For Catalogs, a data-processing service is meant to target a user-selected item in the catalog. To execute a service for that specific catalog item, (at least) some properties of the catalog item must be linked to some parameters of the data-processing service.

Otherwise, the data-processing service does not specifically target any item of the catalog. It is only executed as a generic data-processing service on the Catalog’s parent Snapshot.

As an example, let us assume one need to execute a 2D column density map (with e.g. map center coordinates, map size, image resolution parameters) service on a selection of galaxies identified in a catalog of spiral galaxies out of a cosmological simulation. All the galaxies of the catalog are characterized by x/y/z coordinates, mass and radius properties. To post-process column density maps of a set of galaxies from this catalog :

  • the coordinates (x/y/z) of the galaxies need to be used as map center coordinates parameter values of the service,

  • the radius of the galaxies need to be used as map size parameter values of the service (modulo a chosen scaling factor).

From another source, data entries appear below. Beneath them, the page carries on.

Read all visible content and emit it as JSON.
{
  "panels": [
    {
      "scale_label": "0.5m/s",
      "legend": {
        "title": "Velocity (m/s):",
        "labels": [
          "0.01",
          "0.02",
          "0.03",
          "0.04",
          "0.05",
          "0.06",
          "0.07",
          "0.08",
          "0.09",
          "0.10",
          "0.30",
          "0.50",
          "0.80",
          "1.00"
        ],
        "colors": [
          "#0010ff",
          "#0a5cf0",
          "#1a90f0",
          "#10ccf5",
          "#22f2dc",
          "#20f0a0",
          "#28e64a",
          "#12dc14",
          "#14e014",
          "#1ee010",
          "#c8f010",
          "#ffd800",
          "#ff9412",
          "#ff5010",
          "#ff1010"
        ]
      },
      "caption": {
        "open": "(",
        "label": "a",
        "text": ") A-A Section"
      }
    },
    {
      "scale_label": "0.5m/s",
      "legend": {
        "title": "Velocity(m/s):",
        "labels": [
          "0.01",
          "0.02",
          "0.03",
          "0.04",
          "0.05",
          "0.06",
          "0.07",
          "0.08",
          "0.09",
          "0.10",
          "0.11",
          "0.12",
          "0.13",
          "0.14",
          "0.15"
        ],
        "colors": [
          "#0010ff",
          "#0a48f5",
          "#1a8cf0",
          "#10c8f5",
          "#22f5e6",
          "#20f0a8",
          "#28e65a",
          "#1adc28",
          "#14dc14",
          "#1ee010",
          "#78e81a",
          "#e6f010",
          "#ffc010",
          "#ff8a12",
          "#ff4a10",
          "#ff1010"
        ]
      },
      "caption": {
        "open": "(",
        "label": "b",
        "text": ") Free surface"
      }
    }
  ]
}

To define which CatalogField must be used as input value for a given data-processing service parameter, CatalogFieldBinding instances must be created and added into the CatalogDataProcessingService using its catalog_field_bindings property. Optionally, you can define a scaling relation :\(\textrm{param_value} = \textrm{scale} \times \textrm{field_value} + \textrm{offset}\):

>>> from astrophysix.simdm.services import CatalogFieldBinding
>>>
>>> # Here the galaxy coordinates are defined in the catalog wrt to the box (100 Mpc wide)
>>> # center, in the range [-50;50] Mpc.
>>> # Galaxy position normalisation [-50 Mpc; 50 Mpc] / 100 Mpc + 0.5 = [0.0; 1.0]
>>> fbx = CatalogFieldBinding(param_key="xmap", catalog_field=fx,
...                           scale=1.0e-2, offset=0.5)
>>> fbx = CatalogFieldBinding(param_key="ymap", catalog_field=fz,
...                           scale=1.0e-2, offset=0.5)
>>> fbz = CatalogFieldBinding(param_key="zmap", catalog_field=fy,
...                           scale=1.0e-2, offset=0.5)
>>> # The 'column_density_map' service map center parameters are in box normalised units ([0.; 1.])
>>> gal_cat.catalog_field_bindings.add(fbx)
>>> gal_cat.catalog_field_bindings.add(fby)
>>> gal_cat.catalog_field_bindings.add(fbz)
>>>
>>> # Here we choose to create a map four times larger than the galaxy radius.
>>> fb_rad = CatalogFieldBinding(param_key="map_size", catalog_field=frad,
...                              scale=4.0)
>>> gal_cat.catalog_field_bindings.add(fb_rad)

Note

By default, the scaling factor is 1.0 and the offset is 0.0 (no scaling).